This post is not about repeal and replacement of the Affordable Care Act, which has been botched since the Act was first passed, despite Republican control of the Presidency and both the House and Senate for the last two years. This post refers to environmental regulatory “reform.” Cleaner air, cleaner water, reduced workplace injuries, unprecedented oil production, and a booming economy aside, the Administration’s mantra is that U.S. companies are hamstrung by massive and unjustified regulatory burdens, particularly in the area of environmental protection, and those regulations must go.

To implement that mantra, the Administration has recently switched its emphasis from wholesale attempts to repeal and replace existing regulations, to a more nuanced approach. Instead, the Administration would change the rulemaking process. For example, the new approach would reform the methodology for measuring the benefits of regulations by eliminating consideration of “indirect” or “co-benefits” or refining the model for estimating relative mortality associated with different Clean Air Act programs.

Under the guise of better transparency, the EPA early on proposed restrictions on the evidence that agencies could use in carrying out a cost/benefit analysis, limiting the studies relied upon to those that were available to the public. That limitation ignored comments that many large-scale epidemiological studies addressing impacts of air and water pollution were dependent on confidentiality in order to obtain participants.

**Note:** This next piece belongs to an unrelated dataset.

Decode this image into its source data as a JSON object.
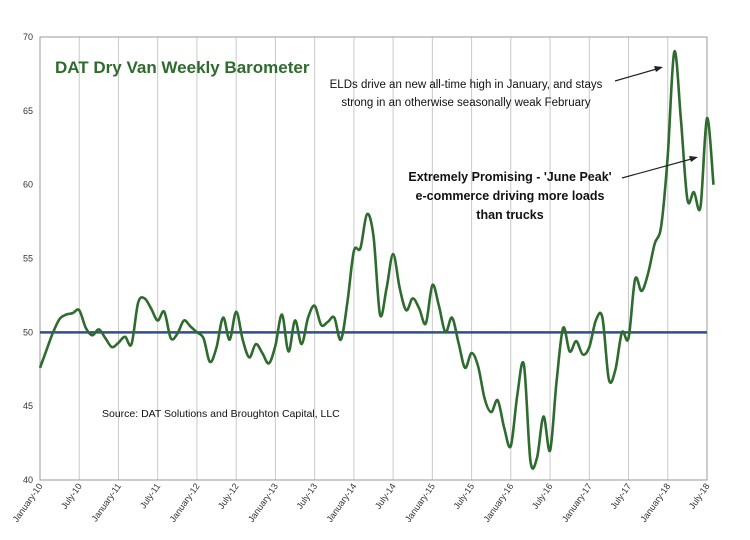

Shortly after that, the EPA issued an Advance Notice of Proposed Rulemaking (ANPR) to seek comments on methods to obtain consistency in cost/benefit approaches, noting, for example, the use of “indirect” benefits in economic analysis. The ANPR pointed to the Mercury Rule for power plants, where the indirect benefits (or co-benefits) of reducing non-mercury particulates far exceeded the direct benefits from controlling the target pollutant. Then, apparently realizing that a uniform approach was not possible given the variety of statutory mandates, on May 13, 2019, the EPA issued a memorandum that directed a more piece-meal approach. Now, the EPA will review methods of cost/benefit analysis to identify inconsistent economic methods and instances where the costs were significantly under-counted, or the benefits significantly over-counted.

What It Means

As we have discussed in earlier blogs, the Administration from the outset took a blunt instrument approach to repeal of existing environmental regulations. It has repeatedly ignored the Administrative Procedure Act (APA), its actions have inevitably faced legal challenge, and it has repeatedly lost in court, often rebuffed by the judiciary in quite harsh terms. The primary regulatory agencies, the EPA and the Department of the Interior, are now both under new management, which apparently recognize that compliance with the APA, while tedious and time-consuming, is the law. Accordingly, we’re now seeing more notice and comment, less sturm und drang. Even where notice and comment have been provided, however, the Administration has met judicial resistance when the agency simply reversed its position, without adequate explanation, on issues already raised and resolved during the initial promulgation of the regulation. Additional efforts to revise the evaluation of existing and proposed regulations, anticipated in late 2019 or early 2020 according to the latest White House progress report, may meet more success withstanding judicial scrutiny after completion of public notice and comment. The use of revised cost/benefit analysis procedures could also more effectively justify limiting or replacing Obama-era regulations. For example, it may cite revised cost/benefit assessments of differing approaches to the conditions addressed by the Clean Power Plan, and in Clean Water Act jurisdictional issues, in seeking judicial approval of its replacement regulations.

Similarly, the Council on Environmental Quality (CEQ) has indicated it will propose modifications to its National Environmental Policy Act (NEPA) regulations, unchanged since 1978. The Administration has repeatedly attempted to accelerate projects by use of time limits on agency environmental reviews. However, use of time limits alone simply raises the likelihood of a successful challenge to the adequacy of the agency review. Modification of the agency requirements for an acceptable review may be more effective in accelerating the review process and surviving judicial scrutiny.

Ultimately, however, the success of the Administration’s deregulation effort will still depend on the answers to two questions: First, can it identify new approaches and complete the rulemakings before a new Administration comes on the scene? Second, despite avoiding the rookie errors of its first two years, will it be any more successful in defending these changes on their merits than it has been in earlier efforts to defend its decision-making process?

Under existing case law on judicial deference for agency decisions, the latter should not be difficult. Ironically, with five Republican Supreme Court justices expressing hostility to Auer (deference to agency interpretation of rules) and Chevron (deference to agency interpretation of statutes), the agencies may find courts taking a harder look at their decisions.

Additionally, agencies may meet considerable blowback from the public and the courts if they attempt to justify narrow environmental regulation by “adjusting” long-accepted cost-benefit and mortality models. Those possibilities suggest the agencies should prepare strong administrative records for any new regulations. The time required for that could put the answer to the first question in doubt. With only a year and a half remaining in this term, the answers to these questions should be apparent soon.